Don't Back Down

Posted by Chad Everett on August 23, 2004

Quick Chicken Salad »

I was poking about for a recipe for chicken salad today. Couldn't find a thing. Don't get me wrong - Google brings out plenty of contenders. But they have macadamia nuts, almonds, red bell pepper, stuffed olives - you get the idea. I just wanted something simple. So I made it myself.

I started by boiling three chicken breasts in a pot with diced onion (a whole small vidalia), some diced celery (a medium-sized stalk, maybe five inches long) and some garlic. Not fancy garlic - it just came right out of the jar. No magic to the amount of chicken - that's just all I had in that bag.

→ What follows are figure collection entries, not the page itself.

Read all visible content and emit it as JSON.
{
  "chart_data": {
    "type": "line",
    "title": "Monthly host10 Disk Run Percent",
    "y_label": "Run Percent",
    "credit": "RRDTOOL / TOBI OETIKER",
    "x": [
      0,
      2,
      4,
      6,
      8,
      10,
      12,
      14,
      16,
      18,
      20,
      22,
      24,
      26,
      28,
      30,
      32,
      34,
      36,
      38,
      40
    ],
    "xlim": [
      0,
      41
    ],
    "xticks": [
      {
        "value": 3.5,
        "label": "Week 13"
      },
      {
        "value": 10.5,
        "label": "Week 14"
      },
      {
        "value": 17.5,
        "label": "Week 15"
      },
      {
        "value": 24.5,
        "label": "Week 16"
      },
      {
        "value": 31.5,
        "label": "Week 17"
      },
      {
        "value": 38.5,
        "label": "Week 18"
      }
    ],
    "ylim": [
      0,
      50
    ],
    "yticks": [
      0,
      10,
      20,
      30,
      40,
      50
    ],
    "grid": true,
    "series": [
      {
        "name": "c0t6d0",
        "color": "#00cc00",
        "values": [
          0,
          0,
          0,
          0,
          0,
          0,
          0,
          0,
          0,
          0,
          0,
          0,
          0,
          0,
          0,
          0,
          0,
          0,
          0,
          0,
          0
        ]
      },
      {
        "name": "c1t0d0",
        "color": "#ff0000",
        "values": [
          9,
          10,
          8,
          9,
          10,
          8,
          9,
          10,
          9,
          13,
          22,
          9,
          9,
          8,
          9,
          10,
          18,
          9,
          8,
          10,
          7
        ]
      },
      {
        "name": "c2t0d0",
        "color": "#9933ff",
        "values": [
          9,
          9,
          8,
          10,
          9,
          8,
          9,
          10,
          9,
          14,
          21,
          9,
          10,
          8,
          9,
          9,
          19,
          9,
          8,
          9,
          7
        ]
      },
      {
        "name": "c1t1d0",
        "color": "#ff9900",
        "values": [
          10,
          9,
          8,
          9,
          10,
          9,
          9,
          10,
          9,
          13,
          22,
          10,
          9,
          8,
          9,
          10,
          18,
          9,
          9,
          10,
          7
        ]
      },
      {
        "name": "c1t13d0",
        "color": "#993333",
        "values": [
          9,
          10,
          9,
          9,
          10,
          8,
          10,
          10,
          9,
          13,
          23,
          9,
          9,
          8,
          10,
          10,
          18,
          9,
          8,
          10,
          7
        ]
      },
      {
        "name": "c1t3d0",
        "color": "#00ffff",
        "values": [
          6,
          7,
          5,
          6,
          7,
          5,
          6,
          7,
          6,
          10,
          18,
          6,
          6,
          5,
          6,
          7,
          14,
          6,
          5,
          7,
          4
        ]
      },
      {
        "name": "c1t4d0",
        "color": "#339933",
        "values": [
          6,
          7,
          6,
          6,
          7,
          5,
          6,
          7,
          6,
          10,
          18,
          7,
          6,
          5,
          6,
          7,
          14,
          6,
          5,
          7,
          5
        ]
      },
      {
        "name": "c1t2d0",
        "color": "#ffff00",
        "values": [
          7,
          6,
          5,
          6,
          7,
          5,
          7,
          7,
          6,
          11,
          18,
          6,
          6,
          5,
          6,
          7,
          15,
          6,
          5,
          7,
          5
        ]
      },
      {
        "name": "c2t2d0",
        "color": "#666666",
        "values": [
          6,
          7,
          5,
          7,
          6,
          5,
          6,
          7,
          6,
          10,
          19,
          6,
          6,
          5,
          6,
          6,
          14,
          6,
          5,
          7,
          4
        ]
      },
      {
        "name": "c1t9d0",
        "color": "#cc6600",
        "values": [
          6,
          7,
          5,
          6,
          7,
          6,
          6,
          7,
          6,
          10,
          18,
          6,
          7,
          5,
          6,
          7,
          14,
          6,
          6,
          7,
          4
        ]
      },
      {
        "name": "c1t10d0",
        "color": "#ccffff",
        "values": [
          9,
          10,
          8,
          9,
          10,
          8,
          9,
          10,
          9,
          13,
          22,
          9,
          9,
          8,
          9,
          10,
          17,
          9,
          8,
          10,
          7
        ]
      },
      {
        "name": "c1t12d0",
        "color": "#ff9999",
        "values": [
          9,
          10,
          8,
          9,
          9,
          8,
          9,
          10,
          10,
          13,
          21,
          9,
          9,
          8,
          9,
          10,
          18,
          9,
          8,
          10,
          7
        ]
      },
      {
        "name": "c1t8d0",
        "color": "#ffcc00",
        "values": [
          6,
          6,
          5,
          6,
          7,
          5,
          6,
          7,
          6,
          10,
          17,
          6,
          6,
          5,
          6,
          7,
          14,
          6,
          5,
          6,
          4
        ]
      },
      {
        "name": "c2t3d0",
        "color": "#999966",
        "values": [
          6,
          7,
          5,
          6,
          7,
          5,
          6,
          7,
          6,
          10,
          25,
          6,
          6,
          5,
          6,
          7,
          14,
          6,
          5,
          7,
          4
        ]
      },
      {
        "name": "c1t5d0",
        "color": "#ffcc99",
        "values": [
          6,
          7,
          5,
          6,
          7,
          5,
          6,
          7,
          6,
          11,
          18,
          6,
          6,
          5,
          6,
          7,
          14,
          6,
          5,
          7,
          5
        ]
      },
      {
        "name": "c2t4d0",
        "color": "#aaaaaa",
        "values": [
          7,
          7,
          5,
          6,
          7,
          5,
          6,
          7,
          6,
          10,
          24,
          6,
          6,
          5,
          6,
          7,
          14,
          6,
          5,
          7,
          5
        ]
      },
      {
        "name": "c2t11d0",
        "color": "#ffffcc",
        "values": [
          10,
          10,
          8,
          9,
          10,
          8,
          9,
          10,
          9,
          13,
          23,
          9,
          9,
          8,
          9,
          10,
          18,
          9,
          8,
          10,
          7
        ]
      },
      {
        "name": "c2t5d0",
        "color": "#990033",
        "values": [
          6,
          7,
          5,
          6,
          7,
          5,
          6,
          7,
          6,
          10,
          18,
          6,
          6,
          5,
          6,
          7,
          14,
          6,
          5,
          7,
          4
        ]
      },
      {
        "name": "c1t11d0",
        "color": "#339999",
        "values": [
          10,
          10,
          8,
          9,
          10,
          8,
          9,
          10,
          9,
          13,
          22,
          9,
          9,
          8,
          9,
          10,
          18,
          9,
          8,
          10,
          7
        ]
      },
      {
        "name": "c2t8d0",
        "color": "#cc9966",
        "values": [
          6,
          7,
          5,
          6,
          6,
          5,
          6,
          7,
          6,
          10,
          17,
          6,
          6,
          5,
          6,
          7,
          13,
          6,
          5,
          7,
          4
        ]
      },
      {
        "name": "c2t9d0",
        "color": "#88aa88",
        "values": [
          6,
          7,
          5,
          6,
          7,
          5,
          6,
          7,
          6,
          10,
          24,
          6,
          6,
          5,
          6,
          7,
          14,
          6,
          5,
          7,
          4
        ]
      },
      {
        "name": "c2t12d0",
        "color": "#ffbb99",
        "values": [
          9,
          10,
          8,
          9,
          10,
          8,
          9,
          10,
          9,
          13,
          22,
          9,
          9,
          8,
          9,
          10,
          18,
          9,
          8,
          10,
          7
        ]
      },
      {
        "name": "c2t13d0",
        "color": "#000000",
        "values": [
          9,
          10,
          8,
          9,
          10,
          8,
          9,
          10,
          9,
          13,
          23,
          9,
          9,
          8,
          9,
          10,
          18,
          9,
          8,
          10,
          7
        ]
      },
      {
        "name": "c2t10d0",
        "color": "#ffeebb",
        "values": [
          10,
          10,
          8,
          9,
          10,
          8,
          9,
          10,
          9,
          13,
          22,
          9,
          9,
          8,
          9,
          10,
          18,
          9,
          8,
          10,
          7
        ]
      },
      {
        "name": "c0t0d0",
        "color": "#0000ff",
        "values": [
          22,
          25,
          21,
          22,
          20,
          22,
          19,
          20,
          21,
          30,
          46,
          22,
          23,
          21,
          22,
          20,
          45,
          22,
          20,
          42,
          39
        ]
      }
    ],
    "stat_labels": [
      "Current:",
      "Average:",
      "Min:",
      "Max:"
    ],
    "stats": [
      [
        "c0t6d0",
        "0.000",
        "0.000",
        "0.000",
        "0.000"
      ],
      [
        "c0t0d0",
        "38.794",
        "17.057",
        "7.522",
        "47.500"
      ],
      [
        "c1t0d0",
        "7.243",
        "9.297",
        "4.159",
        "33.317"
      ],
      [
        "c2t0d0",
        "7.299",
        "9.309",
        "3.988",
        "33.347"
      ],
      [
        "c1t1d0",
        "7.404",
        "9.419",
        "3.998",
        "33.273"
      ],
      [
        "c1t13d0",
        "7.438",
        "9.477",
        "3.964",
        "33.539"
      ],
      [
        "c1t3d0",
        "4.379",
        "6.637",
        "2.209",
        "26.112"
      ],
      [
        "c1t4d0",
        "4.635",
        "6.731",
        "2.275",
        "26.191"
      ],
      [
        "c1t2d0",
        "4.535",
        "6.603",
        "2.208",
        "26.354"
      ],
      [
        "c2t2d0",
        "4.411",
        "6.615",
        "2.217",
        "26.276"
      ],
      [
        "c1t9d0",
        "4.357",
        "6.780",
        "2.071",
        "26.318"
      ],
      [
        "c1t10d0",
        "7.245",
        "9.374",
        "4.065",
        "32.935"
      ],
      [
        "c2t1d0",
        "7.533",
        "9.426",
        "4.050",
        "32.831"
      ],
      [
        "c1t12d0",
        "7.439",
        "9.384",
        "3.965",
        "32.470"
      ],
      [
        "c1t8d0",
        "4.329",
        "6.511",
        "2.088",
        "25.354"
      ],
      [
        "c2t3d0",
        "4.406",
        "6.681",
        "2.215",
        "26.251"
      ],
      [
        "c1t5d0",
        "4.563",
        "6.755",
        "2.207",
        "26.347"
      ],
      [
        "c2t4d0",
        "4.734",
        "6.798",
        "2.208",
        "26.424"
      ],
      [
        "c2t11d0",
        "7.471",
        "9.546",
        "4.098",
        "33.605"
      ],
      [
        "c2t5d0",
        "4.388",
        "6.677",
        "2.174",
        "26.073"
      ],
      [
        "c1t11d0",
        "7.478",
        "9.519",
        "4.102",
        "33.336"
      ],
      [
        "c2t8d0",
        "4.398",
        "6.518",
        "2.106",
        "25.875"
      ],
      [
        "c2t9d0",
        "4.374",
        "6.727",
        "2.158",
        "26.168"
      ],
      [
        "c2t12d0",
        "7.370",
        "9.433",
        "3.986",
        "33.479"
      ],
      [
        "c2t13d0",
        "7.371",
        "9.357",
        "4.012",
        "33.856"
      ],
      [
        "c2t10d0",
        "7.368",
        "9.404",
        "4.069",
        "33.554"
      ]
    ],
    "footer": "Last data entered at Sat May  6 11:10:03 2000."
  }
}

Once this concoction reached a boil, I reduced the temperature until things were just simmering, then let it stew up for about ten minutes, after which I poked it with a fork to see how it was doing. Even a quick dunk like this made the chicken very soft. Surprising, as it started off frozen, right out of the freezer. I said it wasn't anything fancy. I could have easily pulled it apart with my fingers, but it was hot. I chopped it up with a cleaver instead.

I mixed the chopped chicken with the remnants of the onions, celery and garlic, tossed in a bit of curry, a pinch of celery seeds, a couple shakes of ground red pepper, some rosemary, a bit of thyme and a little more garlic (powder this time).

Finally, I added three scoops of mayo, a spoon of sour cream and a squirt of French's mustard. Then I stirred it all up for a couple of minutes. The end result was surprisingly decent. I'd never made chicken salad before, and it turned out okay.